You can argue that it's different for the sake of being different, but
A) I personally don't always hold that monopoly is a good thing, even if we agree m.2 is fairly decent it doesn't make it universally the best.
B) I'd make the argument that Apple is competing very well with performance and reliability..
C) IIRC there are some hardware guarantees that the new filesystem needs to be aware of (for wear levelling and error-correction) and those would be obfuscated by a controller that thinks its smarter than the CPU and OS.
if we're talking about Intel era Macs then that proprietary connector predates M.2 entirely and is actually even thinner and smaller (which is pretty important when the primary use-cases is thin-and-lights); though I suppose that the adapter fits is a sign that it would have been possible to use a larger connector...
That is an absolutely awful argument against what I just said. I can tell that you don't care.
Tens of thousands of mini PC and laptop boards ship with multiple M.2 slots. Apple can use both connectors, with the exact same caveats that normal M.2 SSDs have on ordinary filesystems.
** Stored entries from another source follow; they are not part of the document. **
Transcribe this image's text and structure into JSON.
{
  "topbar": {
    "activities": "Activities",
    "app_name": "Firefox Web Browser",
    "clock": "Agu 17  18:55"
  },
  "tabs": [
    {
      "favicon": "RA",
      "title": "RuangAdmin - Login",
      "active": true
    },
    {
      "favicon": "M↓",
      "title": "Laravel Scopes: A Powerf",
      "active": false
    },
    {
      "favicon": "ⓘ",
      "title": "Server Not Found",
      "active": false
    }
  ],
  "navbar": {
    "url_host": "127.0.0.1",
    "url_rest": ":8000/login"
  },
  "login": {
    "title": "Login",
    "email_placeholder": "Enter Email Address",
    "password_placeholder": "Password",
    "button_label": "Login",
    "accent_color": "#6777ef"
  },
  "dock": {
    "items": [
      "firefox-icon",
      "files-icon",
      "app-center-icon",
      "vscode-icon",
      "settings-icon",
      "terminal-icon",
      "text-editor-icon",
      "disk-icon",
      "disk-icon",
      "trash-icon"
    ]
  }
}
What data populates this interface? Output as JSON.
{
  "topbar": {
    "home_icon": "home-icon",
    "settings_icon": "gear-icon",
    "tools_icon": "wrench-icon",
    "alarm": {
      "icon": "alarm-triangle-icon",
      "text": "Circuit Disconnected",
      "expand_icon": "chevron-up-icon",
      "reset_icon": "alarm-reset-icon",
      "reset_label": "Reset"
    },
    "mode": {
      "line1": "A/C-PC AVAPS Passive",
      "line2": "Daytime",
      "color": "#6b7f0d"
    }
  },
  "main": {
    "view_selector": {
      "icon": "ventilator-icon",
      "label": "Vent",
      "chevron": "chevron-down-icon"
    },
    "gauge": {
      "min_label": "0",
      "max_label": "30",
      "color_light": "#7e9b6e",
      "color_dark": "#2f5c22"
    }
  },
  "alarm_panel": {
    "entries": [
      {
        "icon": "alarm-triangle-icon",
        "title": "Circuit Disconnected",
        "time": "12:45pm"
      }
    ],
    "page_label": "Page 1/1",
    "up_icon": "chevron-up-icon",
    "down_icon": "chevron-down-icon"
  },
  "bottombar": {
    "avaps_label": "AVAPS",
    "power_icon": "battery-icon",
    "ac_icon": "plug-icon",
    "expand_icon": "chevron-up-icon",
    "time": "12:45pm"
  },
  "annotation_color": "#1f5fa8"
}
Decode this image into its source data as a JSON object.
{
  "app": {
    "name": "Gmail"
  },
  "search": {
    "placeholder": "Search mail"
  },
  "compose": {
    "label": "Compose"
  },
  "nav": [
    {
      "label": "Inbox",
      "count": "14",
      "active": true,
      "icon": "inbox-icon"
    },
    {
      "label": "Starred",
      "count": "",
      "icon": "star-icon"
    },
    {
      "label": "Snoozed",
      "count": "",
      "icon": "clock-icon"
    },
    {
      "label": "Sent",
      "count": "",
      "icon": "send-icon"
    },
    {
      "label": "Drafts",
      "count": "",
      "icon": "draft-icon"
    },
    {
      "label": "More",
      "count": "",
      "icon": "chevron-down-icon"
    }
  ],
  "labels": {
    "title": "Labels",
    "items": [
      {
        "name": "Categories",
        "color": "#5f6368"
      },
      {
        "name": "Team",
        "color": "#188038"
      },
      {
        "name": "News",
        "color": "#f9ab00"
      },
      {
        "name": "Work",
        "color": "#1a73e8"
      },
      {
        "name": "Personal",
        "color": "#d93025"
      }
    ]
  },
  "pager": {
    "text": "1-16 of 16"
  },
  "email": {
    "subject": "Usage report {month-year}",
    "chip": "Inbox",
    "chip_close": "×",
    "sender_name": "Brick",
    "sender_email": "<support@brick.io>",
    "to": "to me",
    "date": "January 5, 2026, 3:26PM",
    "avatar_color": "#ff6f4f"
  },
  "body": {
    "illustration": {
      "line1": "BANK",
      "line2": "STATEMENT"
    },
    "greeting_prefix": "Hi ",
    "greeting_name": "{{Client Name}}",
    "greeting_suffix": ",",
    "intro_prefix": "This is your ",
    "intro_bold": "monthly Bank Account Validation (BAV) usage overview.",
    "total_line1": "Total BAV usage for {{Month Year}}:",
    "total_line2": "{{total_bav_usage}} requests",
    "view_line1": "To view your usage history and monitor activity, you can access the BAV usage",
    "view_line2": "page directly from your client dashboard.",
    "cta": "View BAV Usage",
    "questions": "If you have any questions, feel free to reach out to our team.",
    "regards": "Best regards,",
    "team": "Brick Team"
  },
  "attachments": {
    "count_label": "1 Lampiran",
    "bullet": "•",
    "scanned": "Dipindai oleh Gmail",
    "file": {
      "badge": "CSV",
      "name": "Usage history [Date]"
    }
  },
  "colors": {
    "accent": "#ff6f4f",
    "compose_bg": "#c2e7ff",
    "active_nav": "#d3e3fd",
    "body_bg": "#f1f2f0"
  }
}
Apple does not have to enable swap, zram, or other high-wear settings on macOS if they are uncomfortable with the inconsistency of M.2 drives. Now, I'd make the argument that people don't complain about APFS wear on external SSDs, but maybe I'm wrong and macOS does have some fancy bypass saving thousands of TBW/year.
Whatever the case is, "the annoying thing is competitive" was not a justification for the Lightning cable when it reached the gallows. It did not compete, it specifically protected Apple from the competitive pressure of higher-capacity connectors. The same is true of Apple's SSD racket and the decade-old meme of $400 1tb NVMe drives.